Todo mundo concorda que estupro é um dos piores crimes que existem. Ainda assim, 99% dos agressores sexuais estão soltos - e eles não são quem você imagina. Culpa de uma tradição milenar: o nosso hábito de abafar a violência sexual a qualquer custo. Entenda aqui por que é tão difícil falar de estupro.
Segundo o Anuário do Fórum Brasileiro de Segurança Pública, todos
os anos cerca de 50 mil pessoas são estupradas no Brasil. Esses são os números
oficiais, obtidos a partir da papelada formal. Mas eles não correspondem à
realidade. O estupro é um dos crimes mais subnotificados que existem
e o Instituto de Pesquisa Econômica Aplicada estima que os dados oficiais
representem apenas 10% dos casos ocorridos. Ou seja, o verdadeiro número de
pessoas estupradas todos os anos no Brasil é mais de meio milhão. Nos EUA, onde
existem dados longitudinais, de acordo com o Center for Disease Control and
Prevention, uma em cinco mulheres vai ser estuprada ao longo da vida.
Os casos registrados são baixos porque existe um comportamento
persistente que cerca o estupro: o silêncio. Vítimas não denunciam seus
agressores, policiais não investigam as acusações, famílias ignoram os pedidos
de ajuda, instituições não entregam seus criminosos - esses mecanismos
invisíveis fazem com que 90% da violência sexual jamais seja conhecida por
ninguém. E isso, sim, é um crime ainda maior do que a soma de cada caso.
Apesar de entendermos o estupro como um dos piores
crimes que podem acontecer a alguém - segundo pesquisas sobre percepção de
crueldade, ele só perde para o assassinato -, somos estranhamente incrédulos
para acreditar que ele realmente acontece. O estupro é o único crime
no qual a vítima é julgada junto com o criminoso. Imagine que roubaram o seu
celular e você decide fazer um B.O. Agora imagine que o delegado que pegou o
seu caso resolve perguntar onde você foi assaltado, que horas eram e se você
era conhecido por trocar de aparelho o tempo todo. Depois ele pergunta se você
tem certeza de que o assalto realmente aconteceu ou se você não deu o celular
ao bandido por vontade própria. Se você então explica que o roubo foi de
madrugada e depois de você ter tomado umas cervejas, o delegado decide - por
conta própria - que não houve crime algum: você estava na rua e bêbado, quem
pode garantir que você está falando a verdade? Ou então, pior, quem disse que
você não queria ter sido assaltado?
Isso acontece com quem foi estuprado o tempo todo. Mulheres
relatam como são recebidas com desconfiança quando resolvem contar suas
histórias para alguém. Pessoas perguntam que roupa ela vestia, onde ela estava,
que horas eram, se estava bêbada, se já não havia ficado com o estuprador
alguma vez, se deu a entender que queria fazer sexo e até se já teve muitos
namorados antes. E essas perguntas podem vir de qualquer um. Foi o que
aconteceu com a menina Maria*, por exemplo, estuprada pelo avô aos 14 anos.

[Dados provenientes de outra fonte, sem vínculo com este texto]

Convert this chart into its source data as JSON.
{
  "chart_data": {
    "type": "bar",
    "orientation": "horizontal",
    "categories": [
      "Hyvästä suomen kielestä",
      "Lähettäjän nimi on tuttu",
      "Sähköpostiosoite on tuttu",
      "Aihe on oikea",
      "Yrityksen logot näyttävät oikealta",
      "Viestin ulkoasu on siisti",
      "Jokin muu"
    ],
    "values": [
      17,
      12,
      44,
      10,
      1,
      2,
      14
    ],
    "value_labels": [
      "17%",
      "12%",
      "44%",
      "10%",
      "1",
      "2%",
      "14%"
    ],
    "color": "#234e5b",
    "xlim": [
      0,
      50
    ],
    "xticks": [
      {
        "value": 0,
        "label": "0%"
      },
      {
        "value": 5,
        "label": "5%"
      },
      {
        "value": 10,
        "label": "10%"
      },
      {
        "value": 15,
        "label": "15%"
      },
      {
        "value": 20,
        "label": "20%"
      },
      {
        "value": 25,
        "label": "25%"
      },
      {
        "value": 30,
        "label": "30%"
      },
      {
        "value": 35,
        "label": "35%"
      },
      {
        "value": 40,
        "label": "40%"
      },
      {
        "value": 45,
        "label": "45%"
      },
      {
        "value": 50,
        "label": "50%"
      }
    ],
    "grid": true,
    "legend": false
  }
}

Quando ela resolveu pedir ajuda à avó, ouviu que a culpa havia sido dela.
"Você saiu do banho de toalha na frente do seu avô, que não sabe controlar
os instintos." O avô seguiu normalmente a vida, e Maria viveu com a culpa
de quase ter desestruturado toda a sua família, como insinuou a avó.
Comentários assim surgem de amigos, familiares, policiais, médicos, advogados -
e até de juízes. Todas as instâncias trabalham para abafar o crime e jogar o
assunto para baixo do tapete. Todas mesmo.
Por que o silêncio vence:
- 78% dos brasileiros acham que o que acontece entre um casal em casa não interessa aos outros.
- 63% pensam que casos de violência dentro de casa devem ser discutidos somente entre os membros da família.
E
como a culpa cai no colo delas:
- 59% dos brasileiros concordam que existe "mulher para casar" e "mulher para a cama".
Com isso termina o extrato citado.